Yes, because otherwise, it will never change. People do not realize how far the European economy is behind the US regarding venture capital, innovation, and entrepreneurship. There is an urgency to act. As you have pointed out, venture capital funding is crucial to commercializing innovation. It is a key factor in the economic development of Europe’s economies. So, I think pension funds should be obliged to invest in venture capital.

Luckily, some pioneering pension funds have already invested with Verve Ventures. Until this becomes common wisdom, what about the role of private investors?

The average private investor relies on their bankers for advice. Hence, bankers must educate themselves and their clients about venture capital. The deal-by-deal model is a unique offer. Banks could use it to differentiate themselves from others. But here again, top-down decisions are needed. The good thing is that many self-directed investors have found Verve and signed up following recommendations from people they trust.

Verve has a pull because new technologies and companies are inherently interesting for private clients. They are entirely different from the blue chips they usually invest in, giving them a glimpse into the future. It should be evident that many of the blue chips will also be disrupted by innovative companies. Knowing what happens in venture capital makes you a better public market investor.

One segment of private clients interested in startups is the next generation of wealth holders.

This is no surprise. They think differently. Many of them no longer want traditional careers in law, medicine, or banking. They’ve grown up seeing entrepreneurs succeed, and they’re asking better questions. They want to drive change and see startups as a way to do that.

And they are digital natives.

Indeed, a state-of-the-art digital offering like the one Verve has built in-house speaks to them.
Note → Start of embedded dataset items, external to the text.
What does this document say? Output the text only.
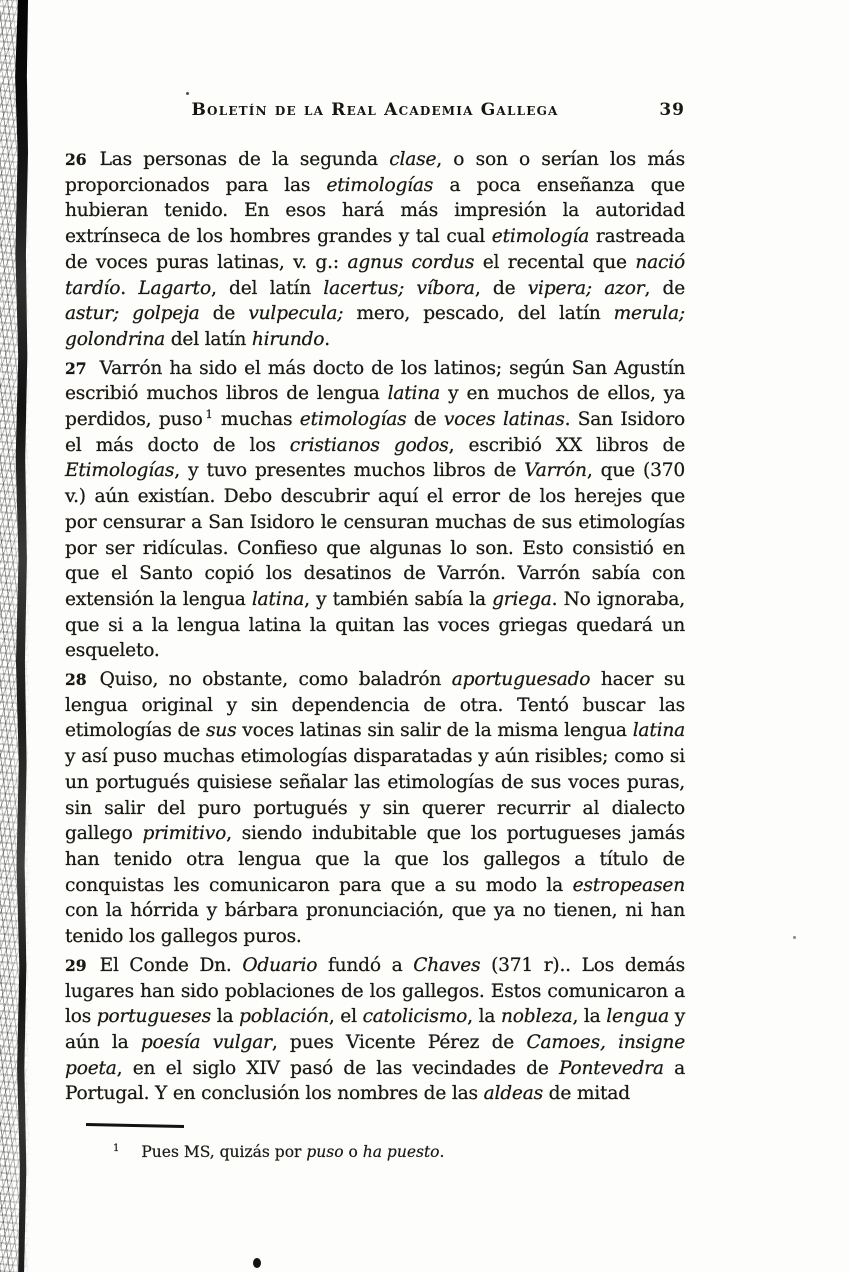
Boletín de la Real Academia Gallega	39

26 Las personas de la segunda clase, o son o serían los más proporcionados para las etimologías a poca enseñanza que hubieran tenido. En esos hará más impresión la autoridad extrínseca de los hombres grandes y tal cual etimología rastreada de voces puras latinas, v. g.: agnus cordus el recental que nació tardío. Lagarto, del latín lacertus; víbora, de vipera; azor, de astur; golpeja de vulpecula; mero, pescado, del latín merula; golondrina del latín hirundo.

27 Varrón ha sido el más docto de los latinos; según San Agustín escribió muchos libros de lengua latina y en muchos de ellos, ya perdidos, puso $^1$ muchas etimologías de voces latinas. San Isidoro el más docto de los cristianos godos, escribió XX libros de Etimologías, y tuvo presentes muchos libros de Varrón, que (370 v.) aún existían. Debo descubrir aquí el error de los herejes que por censurar a San Isidoro le censuran muchas de sus etimologías por ser ridículas. Confieso que algunas lo son. Esto consistió en que el Santo copió los desatinos de Varrón. Varrón sabía con extensión la lengua latina, y también sabía la griega. No ignoraba, que si a la lengua latina la quitan las voces griegas quedará un esqueleto.

28 Quiso, no obstante, como baladrón aportuguesado hacer su lengua original y sin dependencia de otra. Tentó buscar las etimologías de sus voces latinas sin salir de la misma lengua latina y así puso muchas etimologías disparatadas y aún risibles; como si un portugués quisiese señalar las etimologías de sus voces puras, sin salir del puro portugués y sin querer recurrir al dialecto gallego primitivo, siendo indubitable que los portugueses jamás han tenido otra lengua que la que los gallegos a título de conquistas les comunicaron para que a su modo la estropeasen con la hórrida y bárbara pronunciación, que ya no tienen, ni han tenido los gallegos puros.

29 El Conde Dn. Oduario fundó a Chaves (371 r).. Los demás lugares han sido poblaciones de los gallegos. Estos comunicaron a los portugueses la población, el catolicismo, la nobleza, la lengua y aún la poesía vulgar, pues Vicente Pérez de Camoes, insigne poeta, en el siglo XIV pasó de las vecindades de Pontevedra a Portugal. Y en conclusión los nombres de las aldeas de mitad

$^1$ Pues MS, quizás por puso o ha puesto.
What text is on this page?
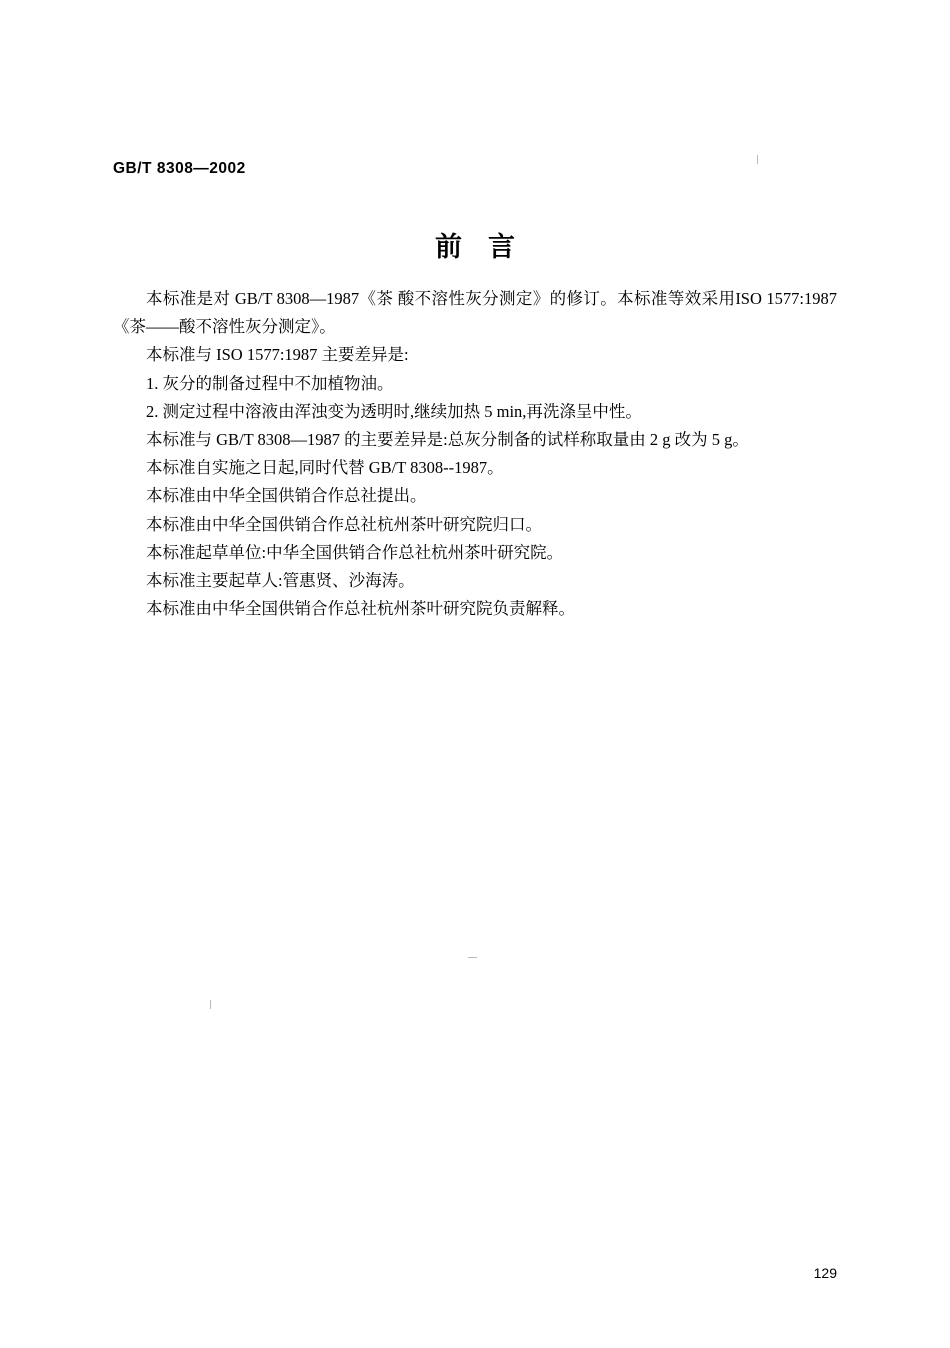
GB/T 8308—2002
前言

本标准是对 GB/T 8308—1987《茶 酸不溶性灰分测定》的修订。本标准等效采用ISO 1577:1987《茶——酸不溶性灰分测定》。

本标准与 ISO 1577:1987 主要差异是:

1. 灰分的制备过程中不加植物油。

2. 测定过程中溶液由浑浊变为透明时,继续加热 5 min,再洗涤呈中性。

本标准与 GB/T 8308—1987 的主要差异是:总灰分制备的试样称取量由 2 g 改为 5 g。

本标准自实施之日起,同时代替 GB/T 8308--1987。

本标准由中华全国供销合作总社提出。

本标准由中华全国供销合作总社杭州茶叶研究院归口。

本标准起草单位:中华全国供销合作总社杭州茶叶研究院。

本标准主要起草人:管惠贤、沙海涛。

本标准由中华全国供销合作总社杭州茶叶研究院负责解释。

129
For the next generation, a digital process is an absolute must-have. But in the finance world, so much still is done in Excel list,s and sometimes even filling out paper is still necessary. Verve’s digital platform is way more advanced than other processes out there.

What would you recommend to people who want to start investing in venture capital?

First of all, consider the societal relevance of investments in new technologies in fields such as energy and health. Then, find out if you would rather do direct or fund investments. With a fund, you can relax, because you are diversifying automatically. Direct investments are a very good way of getting to know a manager like Verve, how the team operates, and what they look at in their due diligence. You will find much information about this on Verve’s platform once you’ve signed up and can get acquainted with the team and their thinking. But diversification is a must if you do deal-by-deal; you don’t want to just do one or two investments, because then, the returns of your investments will be much lower than what you can achieve with a diversified portfolio.